The blue waters of this spectacular river and the presence of glittering coat of a shy and elusive Corbett tiger trespassing the divine landscape always made me skip a few heartbeats. Years passed by and then emerged a tigress from this river as a goddess and with the attitude of a bold mermaid who loved the rich blues of the Ramganga. She became a showstopper and for the first time Corbett was known because of a tiger called Paro. Having followed the stories of various tiger families across tiger habitats of India I always waited for an opportunity to observe a tiger family that ruled the rivers of Corbett. I anxiously waited for her future generations as I was curious to see a river denizen raising her young in the dramatic yet challenging terrain.

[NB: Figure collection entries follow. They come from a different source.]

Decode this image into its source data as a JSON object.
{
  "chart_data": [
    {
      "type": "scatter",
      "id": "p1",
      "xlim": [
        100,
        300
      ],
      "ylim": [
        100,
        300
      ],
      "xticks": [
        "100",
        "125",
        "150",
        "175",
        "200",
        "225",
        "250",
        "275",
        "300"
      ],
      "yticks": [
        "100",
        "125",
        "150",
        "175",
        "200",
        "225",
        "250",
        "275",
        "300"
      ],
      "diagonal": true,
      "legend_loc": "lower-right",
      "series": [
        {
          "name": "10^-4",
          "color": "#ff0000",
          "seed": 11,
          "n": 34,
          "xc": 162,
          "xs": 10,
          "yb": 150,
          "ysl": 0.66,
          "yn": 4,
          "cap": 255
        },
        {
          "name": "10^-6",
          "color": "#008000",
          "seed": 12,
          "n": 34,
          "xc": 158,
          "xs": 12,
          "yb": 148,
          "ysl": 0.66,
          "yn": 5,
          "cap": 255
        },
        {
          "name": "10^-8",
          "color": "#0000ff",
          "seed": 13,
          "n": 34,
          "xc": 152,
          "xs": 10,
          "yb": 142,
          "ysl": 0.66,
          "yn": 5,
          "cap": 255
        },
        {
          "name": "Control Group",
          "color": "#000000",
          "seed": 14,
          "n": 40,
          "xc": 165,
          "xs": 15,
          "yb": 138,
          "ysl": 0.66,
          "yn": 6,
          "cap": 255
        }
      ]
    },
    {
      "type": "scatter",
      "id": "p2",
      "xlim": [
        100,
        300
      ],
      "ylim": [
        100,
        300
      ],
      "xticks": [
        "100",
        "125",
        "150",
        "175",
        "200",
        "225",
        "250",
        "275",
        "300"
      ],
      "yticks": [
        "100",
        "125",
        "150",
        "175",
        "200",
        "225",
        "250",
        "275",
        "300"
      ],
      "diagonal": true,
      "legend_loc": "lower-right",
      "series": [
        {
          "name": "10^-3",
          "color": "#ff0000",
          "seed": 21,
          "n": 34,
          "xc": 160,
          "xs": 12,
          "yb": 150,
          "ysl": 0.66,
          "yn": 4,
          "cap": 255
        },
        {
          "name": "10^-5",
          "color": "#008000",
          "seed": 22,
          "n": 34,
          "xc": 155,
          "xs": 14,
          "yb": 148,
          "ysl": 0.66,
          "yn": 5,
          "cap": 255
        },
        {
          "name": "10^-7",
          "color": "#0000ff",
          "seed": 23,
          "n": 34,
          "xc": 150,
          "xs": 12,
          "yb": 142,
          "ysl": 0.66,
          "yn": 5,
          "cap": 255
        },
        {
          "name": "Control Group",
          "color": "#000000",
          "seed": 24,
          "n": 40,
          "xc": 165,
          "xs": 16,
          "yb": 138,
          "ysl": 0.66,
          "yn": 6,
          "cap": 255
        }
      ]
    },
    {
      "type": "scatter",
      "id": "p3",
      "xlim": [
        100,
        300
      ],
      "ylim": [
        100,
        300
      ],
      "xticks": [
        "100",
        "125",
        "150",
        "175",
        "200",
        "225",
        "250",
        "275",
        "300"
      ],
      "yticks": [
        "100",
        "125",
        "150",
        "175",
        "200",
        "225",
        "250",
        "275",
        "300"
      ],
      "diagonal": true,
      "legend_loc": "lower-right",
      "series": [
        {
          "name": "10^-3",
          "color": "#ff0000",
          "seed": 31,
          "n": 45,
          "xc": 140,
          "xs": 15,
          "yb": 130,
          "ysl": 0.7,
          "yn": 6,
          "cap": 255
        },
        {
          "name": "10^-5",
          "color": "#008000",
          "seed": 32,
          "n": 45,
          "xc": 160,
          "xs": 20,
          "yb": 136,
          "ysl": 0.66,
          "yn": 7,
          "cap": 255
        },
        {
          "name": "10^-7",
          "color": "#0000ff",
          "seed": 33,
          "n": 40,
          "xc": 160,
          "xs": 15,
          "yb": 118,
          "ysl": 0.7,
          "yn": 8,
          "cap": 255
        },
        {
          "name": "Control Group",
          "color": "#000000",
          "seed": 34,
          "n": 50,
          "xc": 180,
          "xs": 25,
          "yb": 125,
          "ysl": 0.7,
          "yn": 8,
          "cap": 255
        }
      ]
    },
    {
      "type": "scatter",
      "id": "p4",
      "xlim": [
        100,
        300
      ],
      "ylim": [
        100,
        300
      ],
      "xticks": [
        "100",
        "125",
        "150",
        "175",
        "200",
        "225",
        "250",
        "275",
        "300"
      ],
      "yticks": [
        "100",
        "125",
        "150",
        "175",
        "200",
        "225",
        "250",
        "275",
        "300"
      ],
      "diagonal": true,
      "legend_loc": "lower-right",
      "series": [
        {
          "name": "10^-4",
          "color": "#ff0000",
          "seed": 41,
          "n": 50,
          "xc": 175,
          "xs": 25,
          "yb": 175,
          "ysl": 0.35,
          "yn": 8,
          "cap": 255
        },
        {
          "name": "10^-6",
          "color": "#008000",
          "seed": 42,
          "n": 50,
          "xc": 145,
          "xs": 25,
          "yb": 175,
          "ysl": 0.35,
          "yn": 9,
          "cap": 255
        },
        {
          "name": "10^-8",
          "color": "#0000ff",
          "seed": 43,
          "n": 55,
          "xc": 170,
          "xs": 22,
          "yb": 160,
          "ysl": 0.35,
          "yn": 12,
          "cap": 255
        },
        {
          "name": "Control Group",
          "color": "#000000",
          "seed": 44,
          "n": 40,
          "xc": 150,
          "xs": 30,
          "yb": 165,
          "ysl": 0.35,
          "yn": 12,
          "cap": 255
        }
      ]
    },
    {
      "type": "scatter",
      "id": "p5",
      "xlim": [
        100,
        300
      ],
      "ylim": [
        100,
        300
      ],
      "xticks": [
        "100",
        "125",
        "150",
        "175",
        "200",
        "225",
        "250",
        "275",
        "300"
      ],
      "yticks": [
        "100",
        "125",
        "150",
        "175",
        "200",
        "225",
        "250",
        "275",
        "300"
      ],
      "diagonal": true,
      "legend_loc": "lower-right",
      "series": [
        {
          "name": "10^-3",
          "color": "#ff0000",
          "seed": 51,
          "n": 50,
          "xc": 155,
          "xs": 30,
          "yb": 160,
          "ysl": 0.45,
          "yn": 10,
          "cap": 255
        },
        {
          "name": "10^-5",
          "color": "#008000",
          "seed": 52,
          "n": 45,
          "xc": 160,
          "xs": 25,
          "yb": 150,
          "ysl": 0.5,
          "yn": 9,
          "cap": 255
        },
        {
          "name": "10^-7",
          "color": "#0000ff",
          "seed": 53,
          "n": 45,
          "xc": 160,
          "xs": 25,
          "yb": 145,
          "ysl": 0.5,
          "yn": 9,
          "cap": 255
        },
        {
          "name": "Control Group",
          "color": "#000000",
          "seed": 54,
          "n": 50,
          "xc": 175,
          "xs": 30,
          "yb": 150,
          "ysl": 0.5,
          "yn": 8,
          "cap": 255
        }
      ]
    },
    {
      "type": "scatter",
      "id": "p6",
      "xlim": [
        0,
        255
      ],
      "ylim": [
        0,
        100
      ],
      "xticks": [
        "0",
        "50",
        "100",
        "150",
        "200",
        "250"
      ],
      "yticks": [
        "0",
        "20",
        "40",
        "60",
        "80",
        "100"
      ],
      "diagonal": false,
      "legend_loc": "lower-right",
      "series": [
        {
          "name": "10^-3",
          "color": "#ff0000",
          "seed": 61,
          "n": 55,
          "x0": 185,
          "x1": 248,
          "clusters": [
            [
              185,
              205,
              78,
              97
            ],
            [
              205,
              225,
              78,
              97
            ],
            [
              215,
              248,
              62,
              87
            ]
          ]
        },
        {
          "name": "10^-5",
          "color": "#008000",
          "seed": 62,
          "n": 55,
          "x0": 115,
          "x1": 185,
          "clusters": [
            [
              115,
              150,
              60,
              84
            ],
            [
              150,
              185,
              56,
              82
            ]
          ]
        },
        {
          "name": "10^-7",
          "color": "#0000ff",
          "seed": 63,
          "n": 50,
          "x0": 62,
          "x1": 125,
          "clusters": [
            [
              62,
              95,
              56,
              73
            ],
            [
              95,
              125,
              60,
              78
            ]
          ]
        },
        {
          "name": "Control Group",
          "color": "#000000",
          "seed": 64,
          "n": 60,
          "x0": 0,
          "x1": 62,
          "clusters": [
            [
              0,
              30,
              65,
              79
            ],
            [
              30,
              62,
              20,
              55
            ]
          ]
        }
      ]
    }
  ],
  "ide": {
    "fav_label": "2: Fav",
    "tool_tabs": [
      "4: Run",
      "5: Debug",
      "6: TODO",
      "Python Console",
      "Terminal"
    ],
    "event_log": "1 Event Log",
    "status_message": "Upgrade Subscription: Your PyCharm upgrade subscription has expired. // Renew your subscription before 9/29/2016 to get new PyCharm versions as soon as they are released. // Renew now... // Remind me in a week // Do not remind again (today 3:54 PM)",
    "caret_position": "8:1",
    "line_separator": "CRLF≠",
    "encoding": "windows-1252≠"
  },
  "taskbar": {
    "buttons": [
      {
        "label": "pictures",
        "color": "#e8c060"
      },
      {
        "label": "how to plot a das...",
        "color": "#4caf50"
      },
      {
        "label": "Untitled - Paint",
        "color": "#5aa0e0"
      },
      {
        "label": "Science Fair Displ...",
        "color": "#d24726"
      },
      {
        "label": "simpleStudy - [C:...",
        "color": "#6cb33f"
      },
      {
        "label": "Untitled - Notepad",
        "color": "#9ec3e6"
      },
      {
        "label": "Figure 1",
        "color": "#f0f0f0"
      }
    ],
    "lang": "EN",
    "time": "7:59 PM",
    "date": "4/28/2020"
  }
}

Over the past many years I followed various tiger families in various tiger habitats of India. As Paro walked out with her tiny borns dangling in her mouth last summer, I was geared to document a special story I had been waiting to work on for over a decade. A perfect character and the perfect family in some grand backdrops. The monsoons swept away half of her motherly aspirations and she was left with one male cub – the chosen one.
A little prince did not hesitate to take the first bold steps in a river rubbing shoulders with her mother. His antics made him a heartthrob as he braved the winters, climbed tree stumps and exhaled breaths of gold in the misty golden mornings of the Ramganga. He was always a little slow in catching up with her mother. But eventually he did make it every time.
However the night of May 27th was tough for our entire team as we knew the young prince had strayed a little too far and he was in danger. It was a night when a grieving mother battled an intruder and her cries echoed in the vast grasslands she owns. It was a night where we waited every minute for the sun to throw the slightest of light on a small water puddle which was the last refuge for a Prince who dreamt of ruling the river.
RIP “The Little Prince of Par” …
Your tales will be embedded in the soul of the rivers which have been your playground in the past one year. I pray for your the future generations of stripes who will continue to rule the rivers like you aspired to in the years to come.